IF seems that your mother complaints because she wants to. We see people, who have problem of saying anything without any reason. You mother seems one of them. To solve this issue, talk to your mom and tell her that she is not understanding you.
Ah mothers. When they inflict pain on us, even if it is not intentional, leaves scars that never heal. Your mother sounds like a person who likes to complain just to complain. Like she isn't happy unless she is miserable. Don't you wish you could say MOM, DON'T CALL ME UNLESS YOU ARE IN A GOOD MOOD, STOP COMPLAINING AND JUST TALK TO ME. You could never get away with that. The drama queen will either yell, most likely cry, and you will never hear the end of it. They will feel attacked. Drama queens are hard to reason with, they just don't see themselves as others see them. Another thing about drama queens is they can't stand to be around other drama queens, because they are drama queens. That's how you know they have no self-reflection skills and you have to bite your tongue. It's a shame because the visits get shorter and shorter as your tolerance for this grows smaller and smaller. Hang in there!
I love her so much, but she gets annoying a lot. And she is exactly the way you describe her. She thinks that she doesn't cause ANY trouble and that she keeps to herself, when really she doesn't. She always pitches a colossal fit when things don't go her way. Long story short, I got upset about not getting a job I wanted, and she got really mad because I didn't call and tell her what was going on. I actually have a post about it on this forum (see Mother Jealous of Future Mother in Law) I love her, but she can pitch a fit like no other. She thinks that she has to talk to me at least 4 times PER DAY, which can get annoying and can be pointless.
Just say no. Life is too short to have to listen to a compulsive complainer 4 times a day even if it is your own mother.
"I'm sorry mom that you are having a bad day but I am tired of listening to you complain. From now on I will listen to you vent for XX minutes a day and then I will hang up if you continue."
Set the boundary and stop this nonsense.
I've done this with my parents, my sister, friends, and I have to say my life is much happier now that I refuse to be the complaint department. LOL
HA! Puppies are like babies! That's why we adopted our dog when he was 4
Just tell your mom to shut up about it. SHE chose to get a puppy. It won't be like this forever.

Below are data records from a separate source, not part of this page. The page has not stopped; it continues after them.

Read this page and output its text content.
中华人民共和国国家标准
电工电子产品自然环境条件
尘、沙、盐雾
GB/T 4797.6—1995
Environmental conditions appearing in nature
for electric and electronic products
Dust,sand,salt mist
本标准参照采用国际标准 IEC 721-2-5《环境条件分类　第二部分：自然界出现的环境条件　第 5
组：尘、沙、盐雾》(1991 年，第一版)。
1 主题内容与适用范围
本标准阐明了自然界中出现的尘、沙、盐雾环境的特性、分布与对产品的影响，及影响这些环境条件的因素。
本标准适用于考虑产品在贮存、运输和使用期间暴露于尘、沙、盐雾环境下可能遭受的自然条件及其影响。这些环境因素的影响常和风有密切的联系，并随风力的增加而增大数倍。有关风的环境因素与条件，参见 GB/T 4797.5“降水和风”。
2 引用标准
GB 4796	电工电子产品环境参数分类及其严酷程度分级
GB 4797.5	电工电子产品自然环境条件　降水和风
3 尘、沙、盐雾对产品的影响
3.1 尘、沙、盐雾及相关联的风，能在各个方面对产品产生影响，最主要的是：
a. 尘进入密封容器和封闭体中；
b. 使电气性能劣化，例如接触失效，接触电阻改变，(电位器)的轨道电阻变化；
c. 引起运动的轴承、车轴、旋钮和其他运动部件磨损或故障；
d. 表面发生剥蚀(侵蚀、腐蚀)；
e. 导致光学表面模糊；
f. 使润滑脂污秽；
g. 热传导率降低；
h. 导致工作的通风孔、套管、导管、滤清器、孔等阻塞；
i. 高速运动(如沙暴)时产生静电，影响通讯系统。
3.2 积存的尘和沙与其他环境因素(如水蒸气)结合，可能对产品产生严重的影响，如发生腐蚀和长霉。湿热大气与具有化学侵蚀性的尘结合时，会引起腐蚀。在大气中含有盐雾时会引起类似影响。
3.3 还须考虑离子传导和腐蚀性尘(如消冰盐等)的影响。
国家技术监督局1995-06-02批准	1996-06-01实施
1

Yeah. We adopted our dog too after it's puppy years. Anyway, she got too stressed over the dog and she ended up giving it to my future mother in law, AFTER paying a buttload of money for that dog. I don't understand her. Anyway, it's probably better off here without her crazy manic influences.
She thinks that she has to talk to me at least 4 times PER DAY, which can get annoying and can be pointless.
Oh my God, my mom was the same. My husband used to wonder when I was gonna cut the apron strings. I think it got on his nerves more than mine way back when. Now, I am taking a break from all of my crazy Hungarian family and the quiet is priceless!
I am glad to hear that your mom gave the puppy away. I am a HUGE animal lover, and it's better for the puppy. Puppies are the cutest thing on this earth (IMO) but they DO NOT listen right away and that can drive the calmest person nuts. Puppies need patience and I am glad your mother realized this.